Gadget Guidance 2008: Leftovers
Beyond the evergreen categories like cameras and computers, you may find a few other types of gadget occupy a spot on your shopping (or wish) list.
It helps if you can play with one in a store, so you can see if you like, or at least tolerate, its arrangement of buttons and onscreen interface. Most provide about the same map coverage and routing advice, so their differences tend to emerge in add-on functions. Some GPS receivers, for example, incorporate live traffic updates, delivered through a small FM receiver at an additional cost; this can be a useful addition, but manufacturers have made a mess of it at times.
Bluetooth hands-free capability also makes sense as a GPS feature, but I can't say the same for multimedia options like music playback and photo viewing.
Any GPS receiver will need to have its maps updated at some point to reflect new construction, but your ability to install these updates or upload your own points of interest may be constrained by a vendor's limited software support. Sony and Magellan, for example, require you to run Windows, while Garmin provides both Windows and Mac software for the job.
Digital picture frames
Like GPS receivers, these devices tend to stumble as they try to take on more jobs. The most satisfying frames are often the simplest, combining just a color display and a memory-card slot -- pop a card in from your camera and watch the picture. Additions like music playback and networked photo-sharing haven't worked out enormously well.
When evaluating a few different models, you should look at not just the size of their screens but their resolution. Some cheaper models cut costs by offering a lower resolution than normal for their screen dimensions. At the high end of the market, by contrast, you may be presented with more screen than you can use: Some frames adopt the widescreen proportions of HDTVs, leaving many photos "letterboxed" on two sides.
Pick a storage technology first. MiniDV tape is cheap and widely available, but you have to plug the camcorder into a TV to play back your footage, and transferring recordings to a computer for editing can take time. Mini DVDs require a slightly larger camcorder and don't permit any easy editing, but you can also throw them into just about any DVD player. Hard-drive based camcorders offer massive storage but require the intervention of a computer before you can share your movies with anybody. Lastly, camcorders that take flash-memory cards don't allow for tremendously long recordings on a single card, but you can always pop in another one -- then plug a card into a computer, TV or DVD player (assuming they have the right kind of card-reader slot) for later viewing.

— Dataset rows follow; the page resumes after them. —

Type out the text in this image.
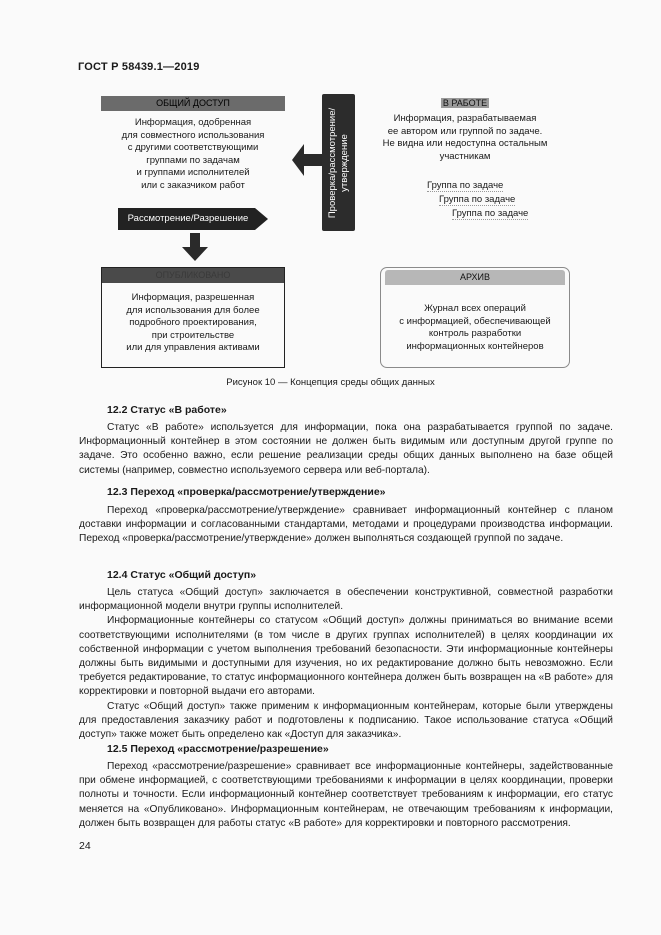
ГОСТ Р 58439.1—2019
ОБЩИЙ ДОСТУП
Информация, одобренная
для совместного использования
с другими соответствующими
группами по задачам
и группами исполнителей
или с заказчиком работ	Проверка/рассмотрение/утверждение
В РАБОТЕ
Информация, разрабатываемая
ее автором или группой по задаче.
Не видна или недоступна остальным
участникам
Группа по задаче
Группа по задаче
Группа по задаче
Рассмотрение/Разрешение
ОПУБЛИКОВАНО
Информация, разрешенная
для использования для более
подробного проектирования,
при строительстве
или для управления активами
АРХИВ
Журнал всех операций
с информацией, обеспечивающей
контроль разработки
информационных контейнеров
Рисунок 10 — Концепция среды общих данных
12.2 Статус «В работе»

Статус «В работе» используется для информации, пока она разрабатывается группой по задаче. Информационный контейнер в этом состоянии не должен быть видимым или доступным другой группе по задаче. Это особенно важно, если решение реализации среды общих данных выполнено на базе общей системы (например, совместно используемого сервера или веб-портала).

12.3 Переход «проверка/рассмотрение/утверждение»

Переход «проверка/рассмотрение/утверждение» сравнивает информационный контейнер с планом доставки информации и согласованными стандартами, методами и процедурами производства информации. Переход «проверка/рассмотрение/утверждение» должен выполняться создающей группой по задаче.

12.4 Статус «Общий доступ»

Цель статуса «Общий доступ» заключается в обеспечении конструктивной, совместной разработки информационной модели внутри группы исполнителей.

Информационные контейнеры со статусом «Общий доступ» должны приниматься во внимание всеми соответствующими исполнителями (в том числе в других группах исполнителей) в целях координации их собственной информации с учетом выполнения требований безопасности. Эти информационные контейнеры должны быть видимыми и доступными для изучения, но их редактирование должно быть невозможно. Если требуется редактирование, то статус информационного контейнера должен быть возвращен на «В работе» для корректировки и повторной выдачи его авторами.

Статус «Общий доступ» также применим к информационным контейнерам, которые были утверждены для предоставления заказчику работ и подготовлены к подписанию. Такое использование статуса «Общий доступ» также может быть определено как «Доступ для заказчика».

12.5 Переход «рассмотрение/разрешение»

Переход «рассмотрение/разрешение» сравнивает все информационные контейнеры, задействованные при обмене информацией, с соответствующими требованиями к информации в целях координации, проверки полноты и точности. Если информационный контейнер соответствует требованиям к информации, его статус меняется на «Опубликовано». Информационным контейнерам, не отвечающим требованиям к информации, должен быть возвращен для работы статус «В работе» для корректировки и повторного рассмотрения.

24
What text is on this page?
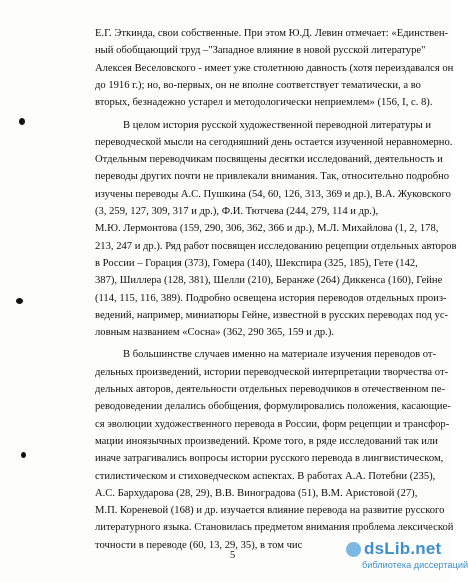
5
Е.Г. Эткинда, свои собственные. При этом Ю.Д. Левин отмечает: «Единствен-
ный обобщающий труд –"Западное влияние в новой русской литературе"
Алексея Веселовского - имеет уже столетнюю давность (хотя переиздавался он
до 1916 г.); но, во-первых, он не вполне соответствует тематически, а во
вторых, безнадежно устарел и методологически неприемлем» (156, I, с. 8).
В целом история русской художественной переводной литературы и
переводческой мысли на сегодняшний день остается изученной неравномерно.
Отдельным переводчикам посвящены десятки исследований, деятельность и
переводы других почти не привлекали внимания. Так, относительно подробно
изучены переводы А.С. Пушкина (54, 60, 126, 313, 369 и др.), В.А. Жуковского
(3, 259, 127, 309, 317 и др.), Ф.И. Тютчева (244, 279, 114 и др.),
М.Ю. Лермонтова (159, 290, 306, 362, 366 и др.), М.Л. Михайлова (1, 2, 178,
213, 247 и др.). Ряд работ посвящен исследованию рецепции отдельных авторов
в России – Горация (373), Гомера (140), Шекспира (325, 185), Гете (142,
387), Шиллера (128, 381), Шелли (210), Беранже (264) Диккенса (160), Гейне
(114, 115, 116, 389). Подробно освещена история переводов отдельных произ-
ведений, например, миниатюры Гейне, известной в русских переводах под ус-
ловным названием «Сосна» (362, 290 365, 159 и др.).
В большинстве случаев именно на материале изучения переводов от-
дельных произведений, истории переводческой интерпретации творчества от-
дельных авторов, деятельности отдельных переводчиков в отечественном пе-
реводоведении делались обобщения, формулировались положения, касающие-
ся эволюции художественного перевода в России, форм рецепции и трансфор-
мации иноязычных произведений. Кроме того, в ряде исследований так или
иначе затрагивались вопросы истории русского перевода в лингвистическом,
стилистическом и стиховедческом аспектах. В работах А.А. Потебни (235),
А.С. Бархударова (28, 29), В.В. Виноградова (51), В.М. Аристовой (27),
М.П. Кореневой (168) и др. изучается влияние перевода на развитие русского
литературного языка. Становилась предметом внимания проблема лексической
точности в переводе (60, 13, 29, 35), в том чис	dsLib.net
библиотека диссертаций
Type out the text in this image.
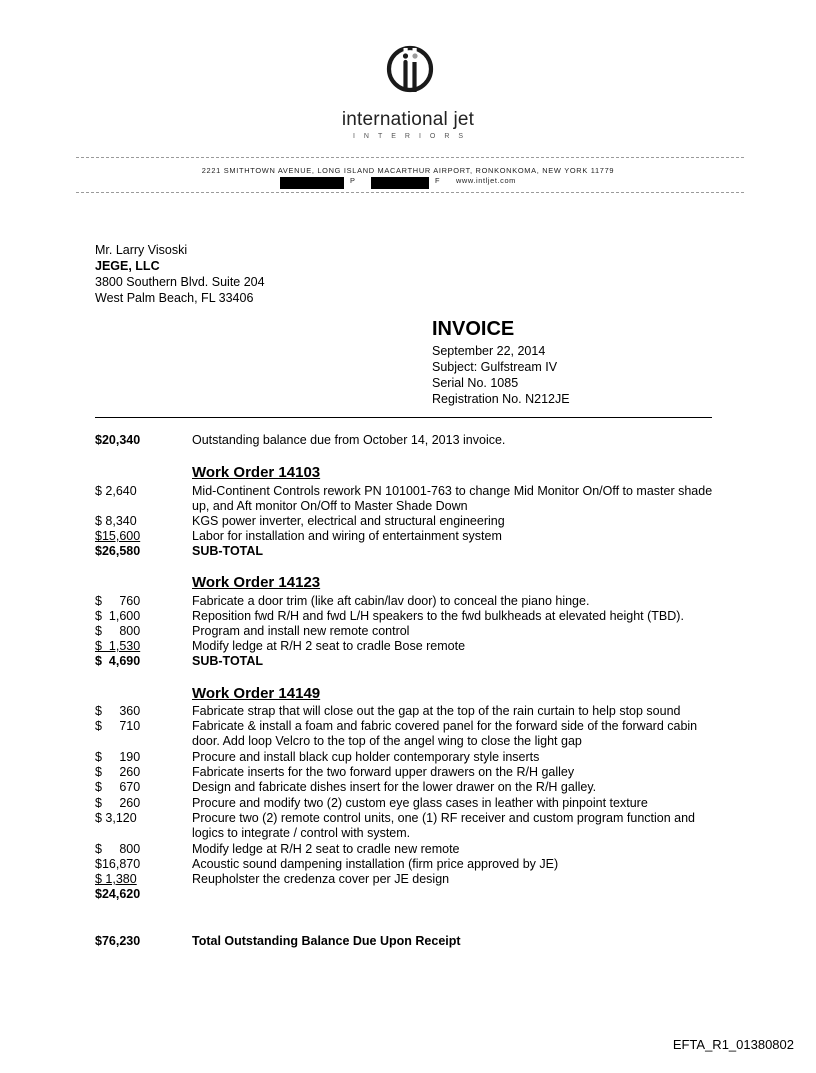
international jet
INTERIORS
2221 SMITHTOWN AVENUE, LONG ISLAND MACARTHUR AIRPORT, RONKONKOMA, NEW YORK 11779
P	F www.intljet.com
Mr. Larry Visoski
JEGE, LLC
3800 Southern Blvd. Suite 204
West Palm Beach, FL 33406
INVOICE
September 22, 2014
Subject: Gulfstream IV
Serial No. 1085
Registration No. N212JE
$20,340	Outstanding balance due from October 14, 2013 invoice.
Work Order 14103
$ 2,640	Mid-Continent Controls rework PN 101001-763 to change Mid Monitor On/Off to master shade up, and Aft monitor On/Off to Master Shade Down
$ 8,340	KGS power inverter, electrical and structural engineering
$15,600	Labor for installation and wiring of entertainment system
$26,580	SUB-TOTAL
Work Order 14123
$     760	Fabricate a door trim (like aft cabin/lav door) to conceal the piano hinge.
$  1,600	Reposition fwd R/H and fwd L/H speakers to the fwd bulkheads at elevated height (TBD).
$     800	Program and install new remote control
$  1,530	Modify ledge at R/H 2 seat to cradle Bose remote
$  4,690	SUB-TOTAL
Work Order 14149
$     360	Fabricate strap that will close out the gap at the top of the rain curtain to help stop sound
$     710	Fabricate & install a foam and fabric covered panel for the forward side of the forward cabin door. Add loop Velcro to the top of the angel wing to close the light gap
$     190	Procure and install black cup holder contemporary style inserts
$     260	Fabricate inserts for the two forward upper drawers on the R/H galley
$     670	Design and fabricate dishes insert for the lower drawer on the R/H galley.
$     260	Procure and modify two (2) custom eye glass cases in leather with pinpoint texture
$ 3,120	Procure two (2) remote control units, one (1) RF receiver and custom program function and logics to integrate / control with system.
$     800	Modify ledge at R/H 2 seat to cradle new remote
$16,870	Acoustic sound dampening installation (firm price approved by JE)
$ 1,380	Reupholster the credenza cover per JE design
$24,620
$76,230	Total Outstanding Balance Due Upon Receipt
EFTA_R1_01380802
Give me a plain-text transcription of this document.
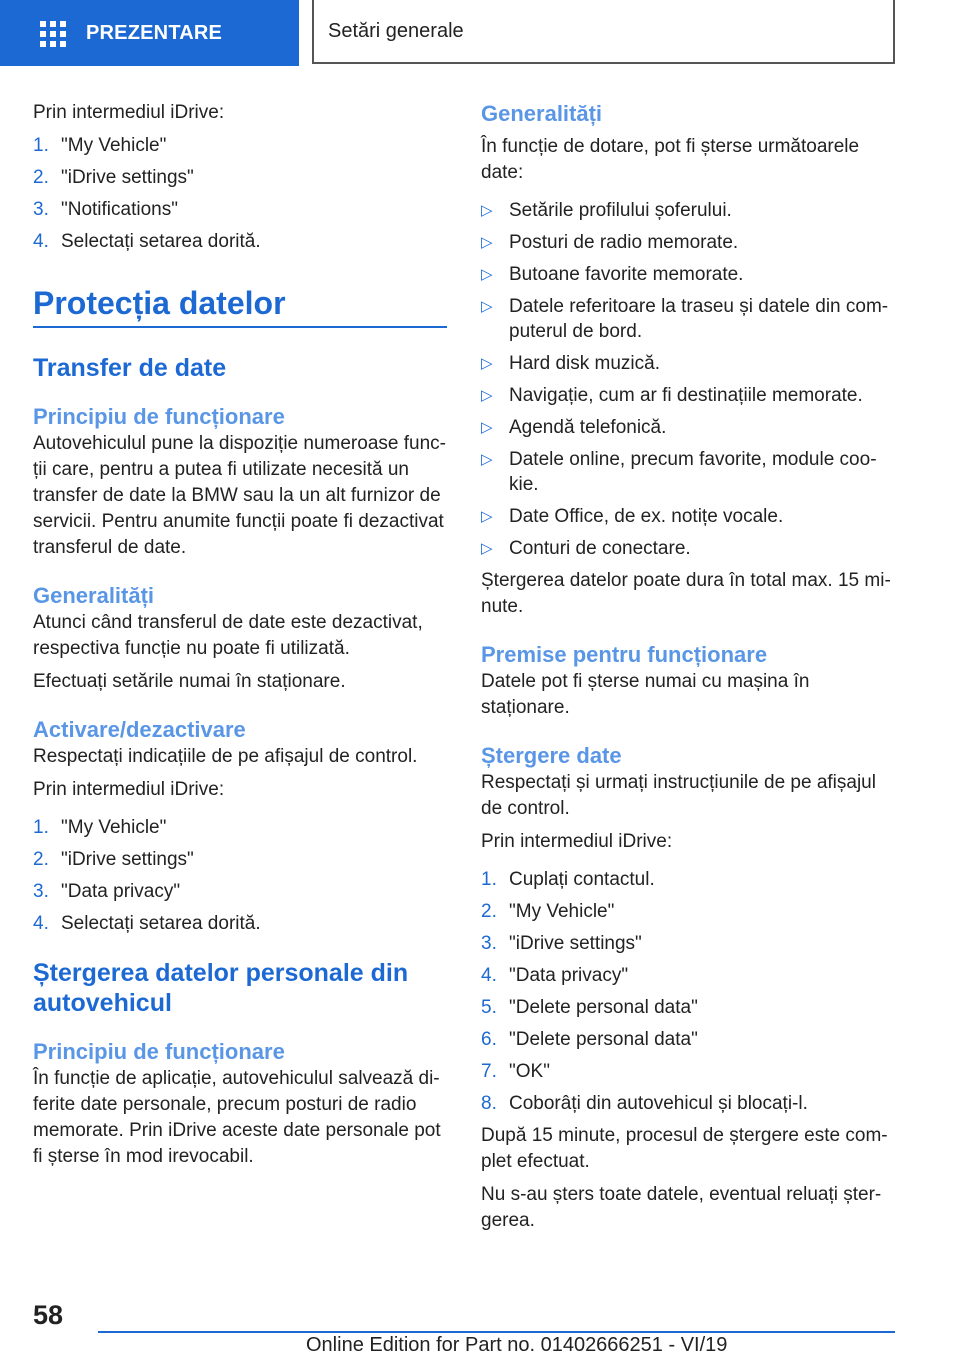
PREZENTARE	Setări generale

Prin intermediul iDrive:

1. "My Vehicle"
2. "iDrive settings"
3. "Notifications"
4. Selectați setarea dorită.
Protecția datelor
Transfer de date
Principiu de funcționare

Autovehiculul pune la dispoziție numeroase func-ții care, pentru a putea fi utilizate necesită un transfer de date la BMW sau la un alt furnizor de servicii. Pentru anumite funcții poate fi dezactivat transferul de date.

Generalități

Atunci când transferul de date este dezactivat, respectiva funcție nu poate fi utilizată.

Efectuați setările numai în staționare.

Activare/dezactivare

Respectați indicațiile de pe afișajul de control.

Prin intermediul iDrive:

1. "My Vehicle"
2. "iDrive settings"
3. "Data privacy"
4. Selectați setarea dorită.
Ștergerea datelor personale din autovehicul
Principiu de funcționare

În funcție de aplicație, autovehiculul salvează di-ferite date personale, precum posturi de radio memorate. Prin iDrive aceste date personale pot fi șterse în mod irevocabil.

Generalități

În funcție de dotare, pot fi șterse următoarele date:

▷ Setările profilului șoferului.
▷ Posturi de radio memorate.
▷ Butoane favorite memorate.
▷ Datele referitoare la traseu și datele din com-puterul de bord.
▷ Hard disk muzică.
▷ Navigație, cum ar fi destinațiile memorate.
▷ Agendă telefonică.
▷ Datele online, precum favorite, module coo-kie.
▷ Date Office, de ex. notițe vocale.
▷ Conturi de conectare.

Ștergerea datelor poate dura în total max. 15 mi-nute.

Premise pentru funcționare

Datele pot fi șterse numai cu mașina în staționare.

Ștergere date

Respectați și urmați instrucțiunile de pe afișajul de control.

Prin intermediul iDrive:

1. Cuplați contactul.
2. "My Vehicle"
3. "iDrive settings"
4. "Data privacy"
5. "Delete personal data"
6. "Delete personal data"
7. "OK"
8. Coborâți din autovehicul și blocați-l.

După 15 minute, procesul de ștergere este com-plet efectuat.

Nu s-au șters toate datele, eventual reluați șter-gerea.

58
Online Edition for Part no. 01402666251 - VI/19
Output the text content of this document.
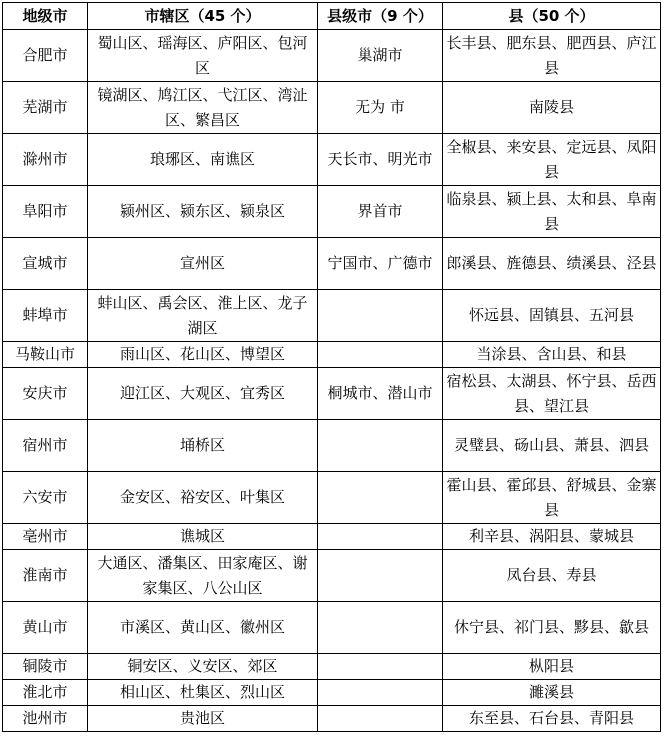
地级市	市辖区（45 个）	县级市（9 个）	县（50 个）
合肥市	蜀山区、瑶海区、庐阳区、包河区	巢湖市	长丰县、肥东县、肥西县、庐江县
芜湖市	镜湖区、鸠江区、弋江区、湾沚区、繁昌区	无为 市	南陵县
滁州市	琅琊区、南谯区	天长市、明光市	全椒县、来安县、定远县、凤阳县
阜阳市	颍州区、颍东区、颍泉区	界首市	临泉县、颍上县、太和县、阜南县
宣城市	宣州区	宁国市、广德市	郎溪县、旌德县、绩溪县、泾县
蚌埠市	蚌山区、禹会区、淮上区、龙子湖区		怀远县、固镇县、五河县
马鞍山市	雨山区、花山区、博望区		当涂县、含山县、和县
安庆市	迎江区、大观区、宜秀区	桐城市、潜山市	宿松县、太湖县、怀宁县、岳西县、望江县
宿州市	埇桥区		灵璧县、砀山县、萧县、泗县
六安市	金安区、裕安区、叶集区		霍山县、霍邱县、舒城县、金寨县
亳州市	谯城区		利辛县、涡阳县、蒙城县
淮南市	大通区、潘集区、田家庵区、谢家集区、八公山区		凤台县、寿县
黄山市	市溪区、黄山区、徽州区		休宁县、祁门县、黟县、歙县
铜陵市	铜安区、义安区、郊区		枞阳县
淮北市	相山区、杜集区、烈山区		濉溪县
池州市	贵池区		东至县、石台县、青阳县
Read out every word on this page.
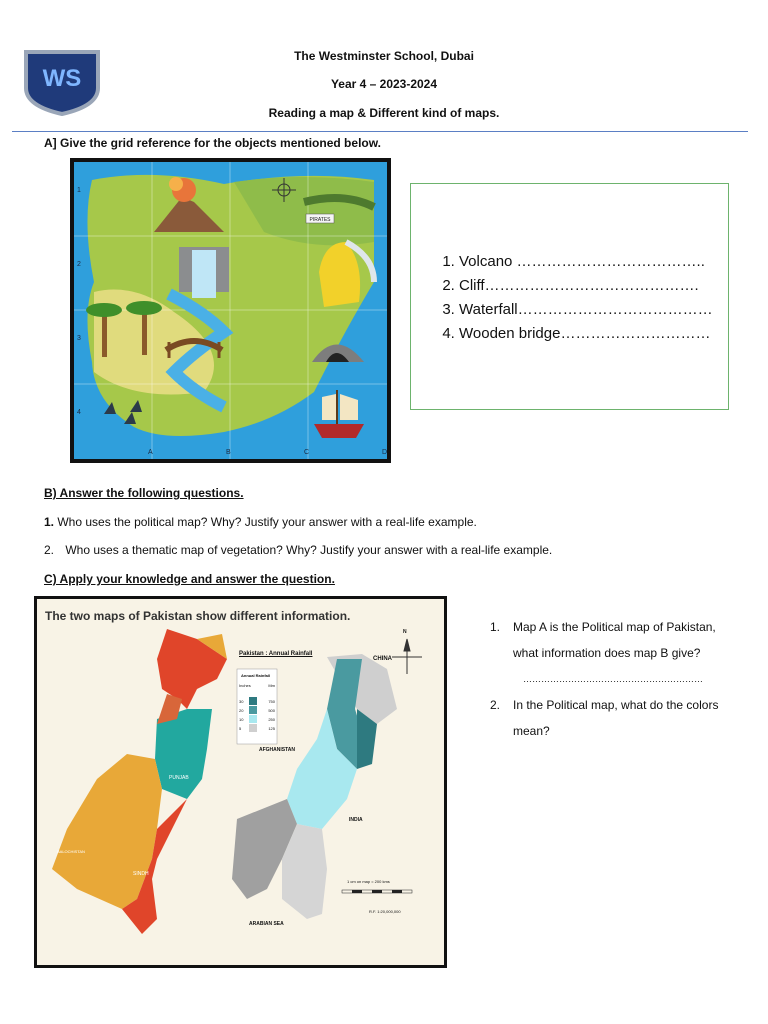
WS
The Westminster School, Dubai
Year 4 – 2023-2024
Reading a map & Different kind of maps.
A] Give the grid reference for the objects mentioned below.
PIRATES
A	B	C	D
1
2
3
4
1. Volcano ………………………………..
2. Cliff…………………………………….
3. Waterfall…………………………………
4. Wooden bridge…………………………
B) Answer the following questions.
1. Who uses the political map? Why? Justify your answer with a real-life example.
2. Who uses a thematic map of vegetation? Why? Justify your answer with a real-life example.
C) Apply your knowledge and answer the question.
The two maps of Pakistan show different information.
Pakistan : Annual Rainfall
Annual Rainfall
Inches	Mm
30	750
20	500
10	250
5	125
CHINA
N
AFGHANISTAN
INDIA
ARABIAN SEA
PUNJAB
SINDH
BALOCHISTAN
1 cm on map = 200 kms
R.F. 1:20,000,000
1.	Map A is the Political map of Pakistan,
what information does map B give?
……………………………………………………
2.	In the Political map, what do the colors
mean?
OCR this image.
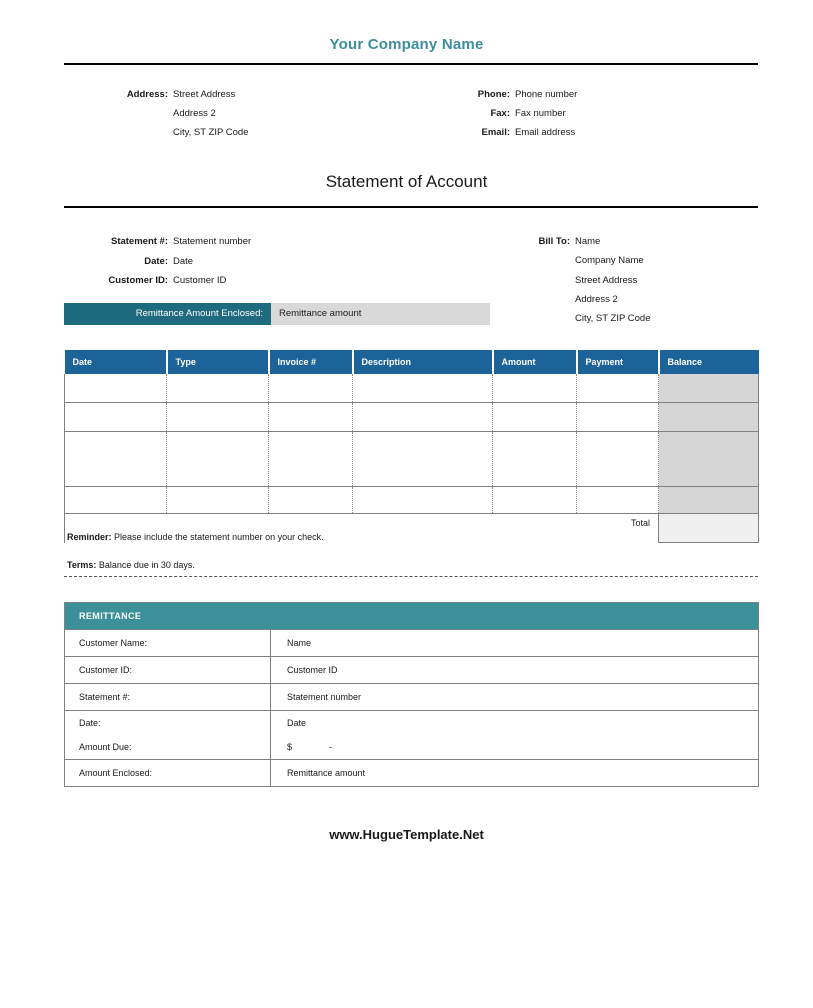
Your Company Name
Address: Street Address
Address 2
City, ST ZIP Code
Phone: Phone number
Fax: Fax number
Email: Email address
Statement of Account
Statement #: Statement number
Date: Date
Customer ID: Customer ID
Bill To: Name
Company Name
Street Address
Address 2
City, ST ZIP Code
Remittance Amount Enclosed:	Remittance amount
Date	Type	Invoice #	Description	Amount	Payment	Balance

					Total	
Reminder: Please include the statement number on your check.
Terms: Balance due in 30 days.
REMITTANCE	
Customer Name:	Name
Customer ID:	Customer ID
Statement #:	Statement number
Date:	Date
Amount Due:	$ -
Amount Enclosed:	Remittance amount
www.HugueTemplate.Net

Flash-based models seem to be taking up an increasing share of the market as the price of these storage cards continues to plunge; the future doesn't seem too bright for tape and disc-based units. Some flash and hard-drive camcorders can also shoot in high definition, although that will constrain your recording times.
Most camcorders can also take still pictures, but they tend to perform far worse than digital cameras -- which themselves can record decent videos of their own. You may decide that you don't need a camcorder because your camera already does that job for you.
Two last tips, ones you should already know: Don't buy the extra warranty, and don't buy the fancy cables.